Video Shows Feminist Protestor Igniting Fellow Protestor After Failed Attack On Police

Twitter/Alejandro Bermudez

Kyle Hooten Contributor
Font Size:

A feminist demonstrator in Mexico City appears to have accidentally firebombed members of her own protest in a failed attempt to strike police during a rally earlier this week.

80,000 women took to the streets of Mexico City on Sunday during International Women’s Day to protest what they see as a patriarchal culture that enables femicide, according to NBC News. During the two days of unrest that ensued, women rallied outside official buildings like the National Palace where Mexican President Andres Manuel Lopez Obrador resides, clashing with security forces as they advocated a gambit of feminist political causes.

One dramatic video from that protest shows a woman wearing a blue backpack launching what appears to be a firebomb at police. However her weapon lands short, igniting one of her fellow protestors who is extinguished by what appears to be a first aid worker who was nearby.

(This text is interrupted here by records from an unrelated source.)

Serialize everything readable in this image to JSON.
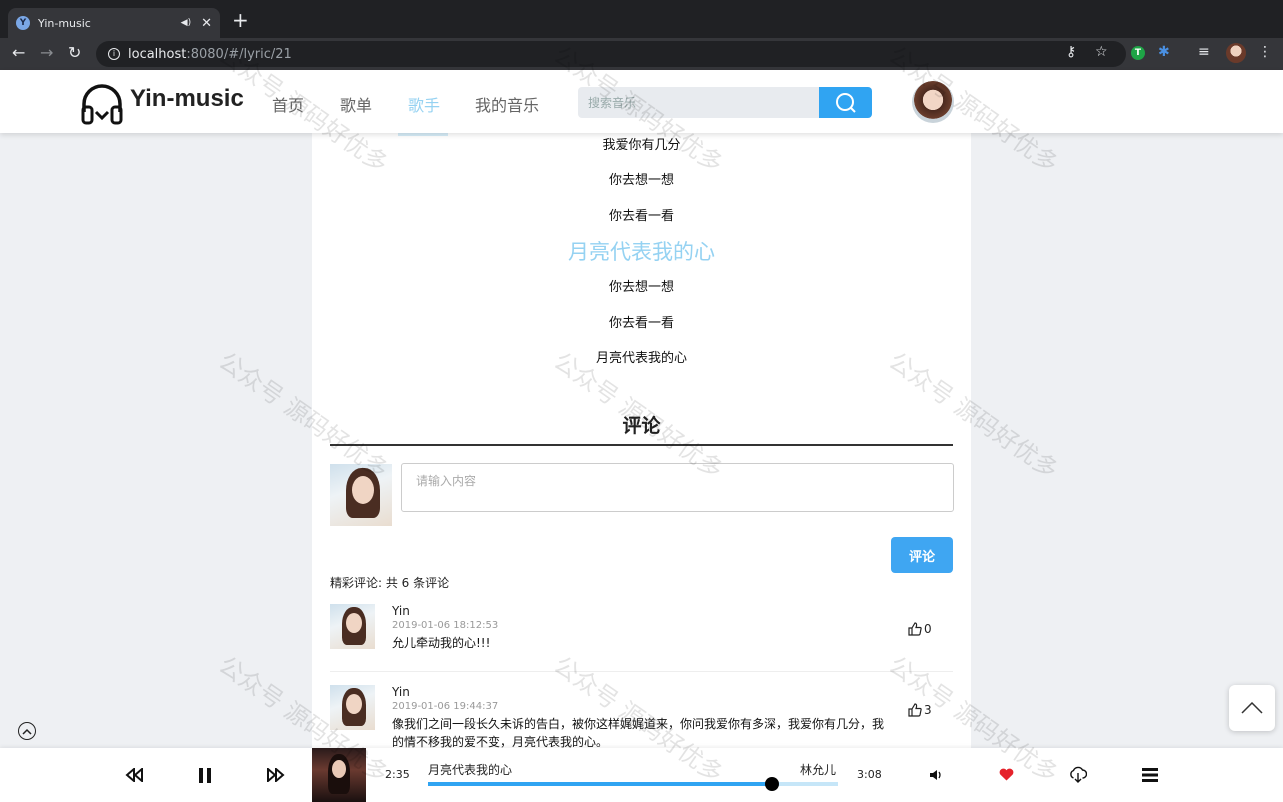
{
  "browser": {
    "tab_title": "Yin-music",
    "new_tab": "+",
    "url_host": "localhost",
    "url_rest": ":8080/#/lyric/21"
  },
  "header": {
    "logo_text": "Yin-music",
    "nav": [
      "首页",
      "歌单",
      "歌手",
      "我的音乐"
    ],
    "active_nav": "歌手",
    "search_placeholder": "搜索音乐"
  },
  "lyrics": {
    "lines": [
      "我爱你有几分",
      "你去想一想",
      "你去看一看",
      "月亮代表我的心",
      "你去想一想",
      "你去看一看",
      "月亮代表我的心"
    ],
    "current_index": 3
  },
  "comments": {
    "title": "评论",
    "input_placeholder": "请输入内容",
    "submit_label": "评论",
    "count_text": "精彩评论: 共 6 条评论",
    "items": [
      {
        "user": "Yin",
        "time": "2019-01-06 18:12:53",
        "text": "允儿牵动我的心!!!",
        "likes": "0"
      },
      {
        "user": "Yin",
        "time": "2019-01-06 19:44:37",
        "text": "像我们之间一段长久未诉的告白，被你这样娓娓道来，你问我爱你有多深，我爱你有几分，我的情不移我的爱不变，月亮代表我的心。",
        "likes": "3"
      }
    ]
  },
  "player": {
    "elapsed": "2:35",
    "total": "3:08",
    "song": "月亮代表我的心",
    "artist": "林允儿",
    "progress": 0.84
  },
  "watermark": "公众号 源码好优多",
  "colors": {
    "accent": "#30a4f2",
    "active_nav": "#95d2f2",
    "like_heart": "#e5222b"
  }
}
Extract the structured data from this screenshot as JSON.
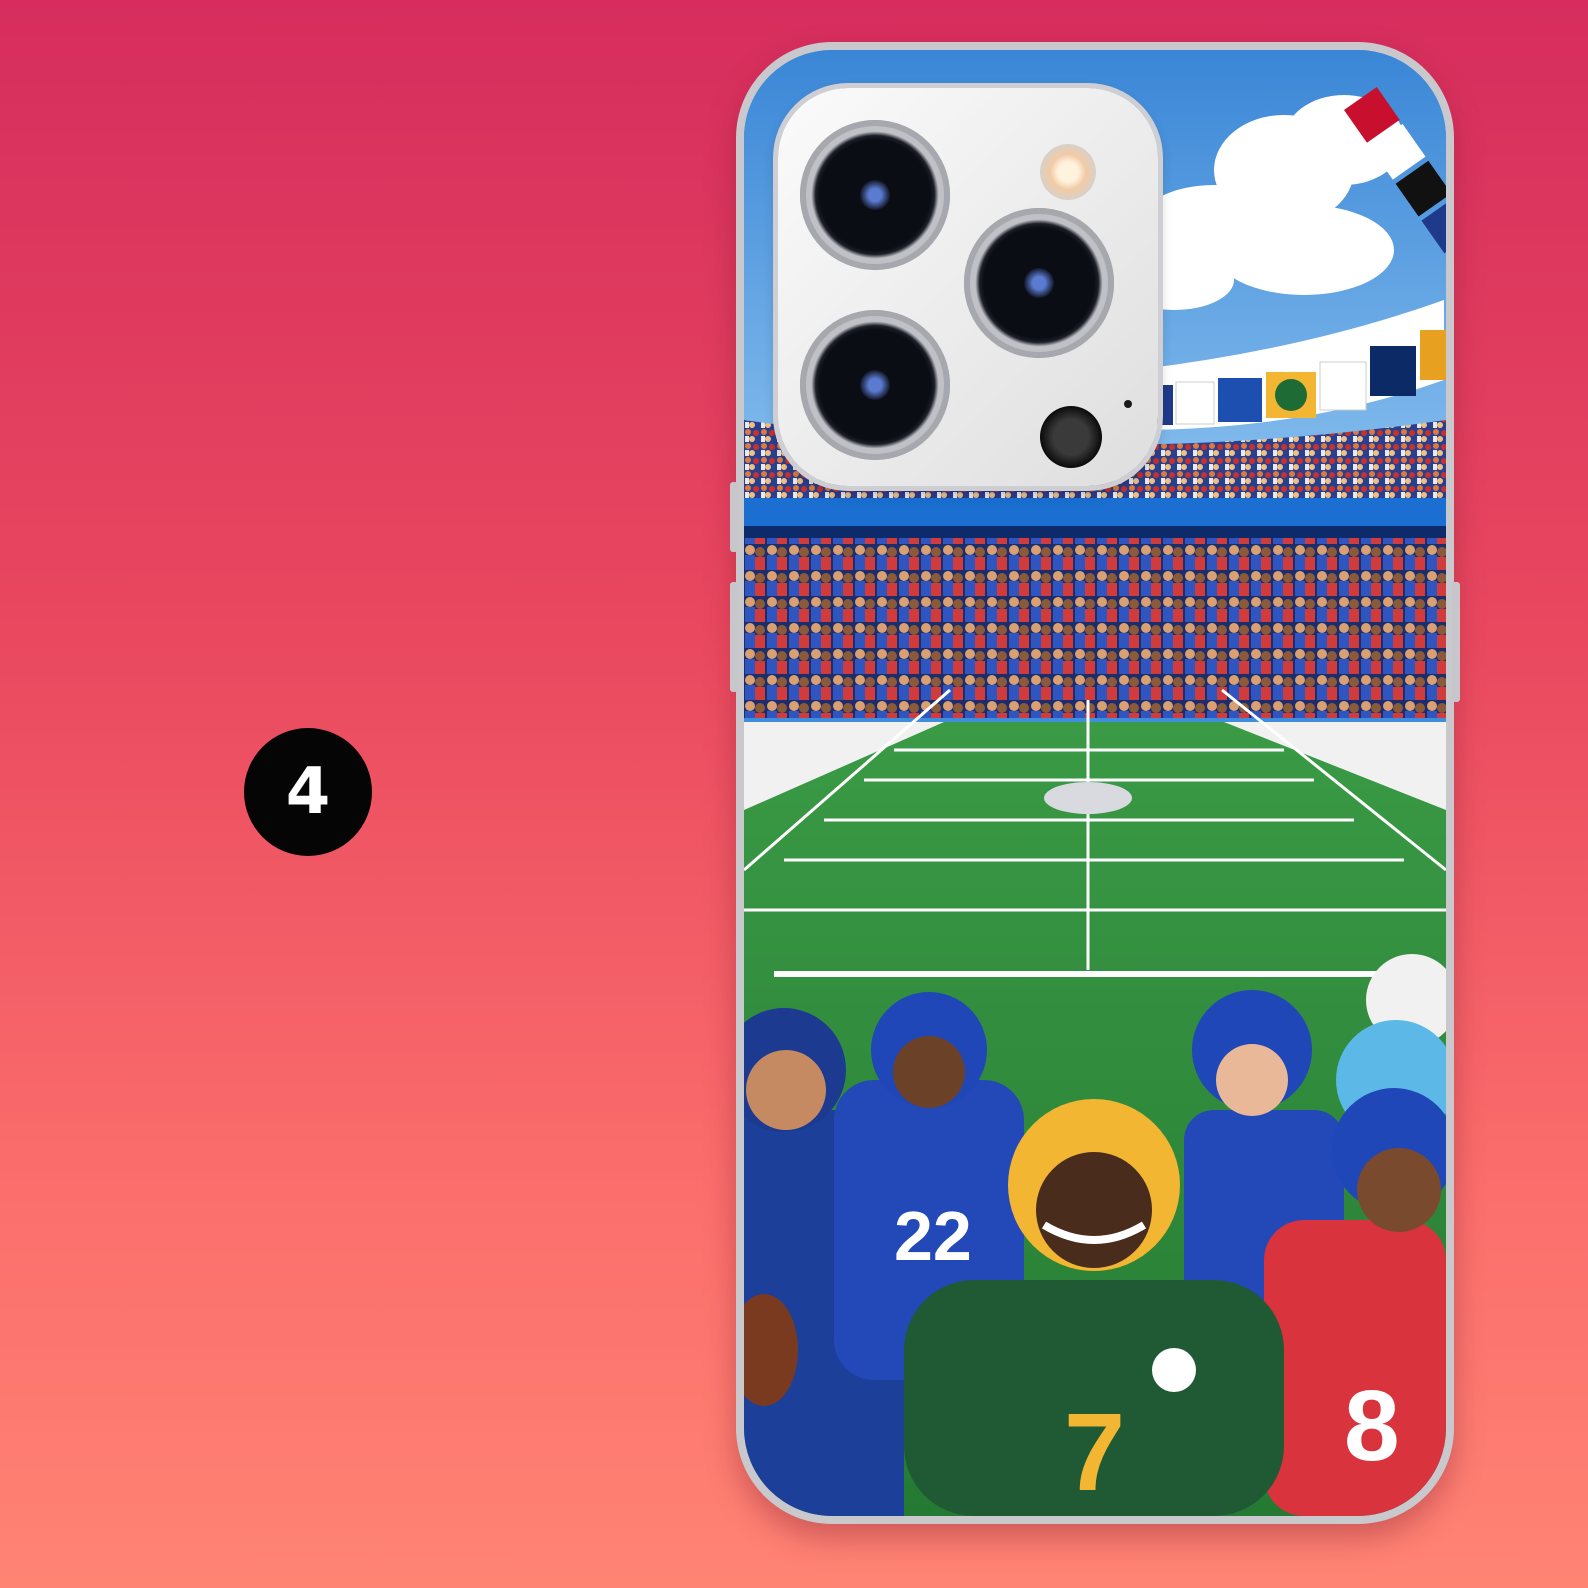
{
  "badge": {
    "label": "4"
  },
  "colors": {
    "background_top": "#d62d5e",
    "background_bottom": "#ff8474",
    "badge": "#050505",
    "field": "#2d8a3a",
    "sky": "#3f8ddb"
  },
  "icons": {
    "badge": "number-badge",
    "camera": "camera-icon"
  }
}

Other videos have emerged of feminist protestors using fire and smoke bombs as weapons against police outside Mexico City’s official buildings. (RELATED: Supreme Court Allows Trump’s Remain In Mexico Program To Stay In Place)

Another widely circulated clip from Mexico City’s eventful International Women’s Day appears to show protestors attempting to force entry into the Hermosillo Cathedral as worshipers barricade the doors with pews.

Feminist demonstrations continued into Monday, as tens of thousands of women went on strike, hoping to call further attention to violence against women and force appreciation for the role of women in the Mexican economy and society, according to the New York Times.

About 1o women are murdered each day in Mexico, a statistic which was recently called to the public’s attention after two especially gruesome cases of women being tortured to death captured headlines across the country, NBC reported.

“In Mexico, it’s like we’re in a state of war; we’re in a humanitarian crisis because of the quantity of women that have disappeared or been killed,” the coordinator of the National Citizen’s Observatory of Femicide recently told the Associated Press.